The wettest and wildest planting season US farmers can remember

Picture: Bloomberg
Picture: Bloomberg

Michael Hirtzer, Shruti Date Singh and Isis Almeida

There has never been a spring planting season like this one. Rivers topped their banks. Levees were breached. Fields filled with water and mud. And it kept raining.

It was raining when US farmers, a year into being squeezed out of the world’s largest soybean market by the trade
war with China, were supposed to start putting down crops.

It was raining when President Donald Trump risked starting a feud with Mexico, the biggest buyer of U.S. corn, by threatening to slap tariffs on its exports.
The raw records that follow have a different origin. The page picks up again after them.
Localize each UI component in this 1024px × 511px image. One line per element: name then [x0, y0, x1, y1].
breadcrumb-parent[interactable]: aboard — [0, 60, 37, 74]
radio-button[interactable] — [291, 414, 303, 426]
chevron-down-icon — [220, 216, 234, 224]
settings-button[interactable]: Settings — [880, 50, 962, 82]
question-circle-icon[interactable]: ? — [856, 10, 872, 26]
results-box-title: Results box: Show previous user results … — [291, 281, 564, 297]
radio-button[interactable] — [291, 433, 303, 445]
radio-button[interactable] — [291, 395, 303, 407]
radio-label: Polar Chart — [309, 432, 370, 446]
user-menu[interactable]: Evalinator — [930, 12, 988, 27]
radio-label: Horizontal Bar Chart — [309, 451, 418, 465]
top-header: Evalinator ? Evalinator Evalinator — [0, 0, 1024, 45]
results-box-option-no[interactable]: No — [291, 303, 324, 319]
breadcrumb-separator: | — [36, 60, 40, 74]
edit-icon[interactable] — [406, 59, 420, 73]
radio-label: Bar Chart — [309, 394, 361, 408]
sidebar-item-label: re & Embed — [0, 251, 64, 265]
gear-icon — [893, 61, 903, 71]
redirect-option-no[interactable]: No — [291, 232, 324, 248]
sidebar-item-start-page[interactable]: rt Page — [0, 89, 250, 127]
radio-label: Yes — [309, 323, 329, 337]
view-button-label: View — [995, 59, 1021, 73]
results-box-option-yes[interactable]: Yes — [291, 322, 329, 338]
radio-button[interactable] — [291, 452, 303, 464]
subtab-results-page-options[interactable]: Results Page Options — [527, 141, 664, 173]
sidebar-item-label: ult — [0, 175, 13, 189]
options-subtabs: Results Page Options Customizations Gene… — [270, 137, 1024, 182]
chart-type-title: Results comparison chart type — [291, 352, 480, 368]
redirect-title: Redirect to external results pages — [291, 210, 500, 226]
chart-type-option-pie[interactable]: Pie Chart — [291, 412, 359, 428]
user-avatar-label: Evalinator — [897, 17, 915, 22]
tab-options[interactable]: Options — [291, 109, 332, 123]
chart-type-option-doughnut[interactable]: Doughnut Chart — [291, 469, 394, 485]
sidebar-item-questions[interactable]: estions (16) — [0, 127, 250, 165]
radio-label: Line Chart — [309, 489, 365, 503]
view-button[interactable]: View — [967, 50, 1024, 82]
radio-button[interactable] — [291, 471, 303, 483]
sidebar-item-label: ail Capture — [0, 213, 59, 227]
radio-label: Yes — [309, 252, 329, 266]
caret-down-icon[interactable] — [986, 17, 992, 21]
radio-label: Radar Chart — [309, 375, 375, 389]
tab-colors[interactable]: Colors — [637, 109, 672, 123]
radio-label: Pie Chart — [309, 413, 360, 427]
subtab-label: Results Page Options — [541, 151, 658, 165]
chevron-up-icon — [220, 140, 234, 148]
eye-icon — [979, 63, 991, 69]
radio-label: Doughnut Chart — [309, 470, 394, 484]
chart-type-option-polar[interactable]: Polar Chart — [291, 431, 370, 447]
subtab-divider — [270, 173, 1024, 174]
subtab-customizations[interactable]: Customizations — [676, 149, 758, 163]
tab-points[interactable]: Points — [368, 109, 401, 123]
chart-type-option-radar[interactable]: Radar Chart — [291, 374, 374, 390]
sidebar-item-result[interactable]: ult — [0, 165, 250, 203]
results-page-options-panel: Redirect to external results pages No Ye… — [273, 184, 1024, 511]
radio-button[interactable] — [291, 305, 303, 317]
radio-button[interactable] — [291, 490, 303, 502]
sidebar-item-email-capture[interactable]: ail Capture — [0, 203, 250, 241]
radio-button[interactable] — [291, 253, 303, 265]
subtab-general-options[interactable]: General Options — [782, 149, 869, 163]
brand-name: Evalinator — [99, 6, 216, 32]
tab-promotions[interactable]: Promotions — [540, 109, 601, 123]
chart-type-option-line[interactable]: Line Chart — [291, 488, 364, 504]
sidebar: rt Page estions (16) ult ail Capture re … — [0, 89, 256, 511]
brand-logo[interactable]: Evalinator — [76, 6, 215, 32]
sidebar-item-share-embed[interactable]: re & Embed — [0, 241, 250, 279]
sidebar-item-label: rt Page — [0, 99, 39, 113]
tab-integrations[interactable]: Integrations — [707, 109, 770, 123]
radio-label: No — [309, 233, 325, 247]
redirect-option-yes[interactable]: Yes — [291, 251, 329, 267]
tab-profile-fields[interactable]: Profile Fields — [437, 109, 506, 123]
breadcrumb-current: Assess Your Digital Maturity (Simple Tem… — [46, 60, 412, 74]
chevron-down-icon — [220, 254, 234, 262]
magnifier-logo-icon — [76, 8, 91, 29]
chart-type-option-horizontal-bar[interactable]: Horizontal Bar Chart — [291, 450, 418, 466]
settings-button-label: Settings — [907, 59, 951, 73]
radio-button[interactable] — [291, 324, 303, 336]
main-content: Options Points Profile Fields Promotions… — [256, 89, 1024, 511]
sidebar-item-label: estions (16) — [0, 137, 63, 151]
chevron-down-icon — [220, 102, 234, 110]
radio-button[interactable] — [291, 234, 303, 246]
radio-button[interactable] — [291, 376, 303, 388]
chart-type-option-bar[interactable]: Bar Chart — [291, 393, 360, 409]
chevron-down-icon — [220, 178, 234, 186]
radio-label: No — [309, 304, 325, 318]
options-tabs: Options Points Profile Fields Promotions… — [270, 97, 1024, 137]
“You hear words like biblical, unprecedented,” said Sherman Newlin, a corn and soybean farmer in Illinois. “That’s all

The storms and rains may soon lift, but the layers of uncertainty just keep adding up. Farmers who have lost access to Chinese soy buyers don’t see relief on the horizon. Other countries may chip away at corn exports. With Brazil reaping a bumper crop while US farmers watched the weather, buyers in Asia were shopping for South
American grain.

Now there are the fears about Mexico, which bought about $5.5 billion in US grain and soy shipments last year.

Tariffs could also upend ratification of the new trade agreement between Mexico, the US, and Canada, said Beth Ford, chief executive officer of Land O’Lakes Inc. “Stress is at a tipping point for many in farm country,” she said.

“The last thing they need right now is more uncertainty.”

The National Grain and Feed Association agreed, saying in a statement that the duties “unquestionably will jeopardize” the accord.

“It is fair to say that there has never been a geopolitical situation in modern times like the one we have right now,” Matt Campbell, a risk management consultant at INTL FCStone, said in an email.

There has never been weather like this, either. The 12 months that ended with April were the wettest ever for the
contiguous U.S. That spurred other firsts: Corn plantings are further behind schedule for this time of year than they have been in records dating to 1980 and analysts are predicting an unheard-of 6 million acres intended for the grain may simply go unsown this year.

“Every farmer that I talk to says, ‘I’ve never seen anything like this in my life,’ and these are not 20-year-olds,” said Tom Sleight, CEO of the US Grains Council, a trade group.

Ripple effects are already hitting businesses reliant on grains, especially corn, the most widely grown U.S. crop.
Amid the deluge, prices slumped for cattle heading to feedlots to bulk up on corn, which surged 18% in May, the most in a month since 2015. And the grain rally sent shares tumbling for Tyson Foods Inc. and Pilgrim’s Pride Corp., whose chickens feed on corn.

Meanwhile, demand for fertilizer and other crop chemicals has been slammed. Hedge funds who had made massive bets that corn prices would decline drastically cut those positions this week, US Commodity Futures Trading Commission data showed on Friday.

Even if the heavy rains do break, as forecast, through June 10, it may be too late for some.

In Keota, Iowa, Lindsay Greiner sowed his 700 acres of corn toward the end of April -- and then wasn’t able to get into his soaked fields for five weeks. He’s expecting much lower yields this year than last.

The crop right now is yellow. “It should be green,” he said. “It looks so bad.” In Illinois, Newlin, whose farm is about a four-hour drive south of Chicago, said he has been rained out most days since he started planting on May 17. He did manage to sow about 60pc of the 1,000 acres where he wanted to put down corn, but standing
water and muddy conditions in those fields likely will drag down yields.

His crop insurance coverage will begin to decline after June 5. Generally, insurance claims for crops that can’t be
planted pay out at less than half of the value of what would have been the harvest. The $16 billion in farm aid that Trump has promised to help farmers won’t be of any help, as it’s now framed, to anyone who can’t get seeds into the ground.

Newlin called the planting season “a disaster.” “Anything in our area that had been planted looks like junk,” he said. “The weather just won’t give you a break.”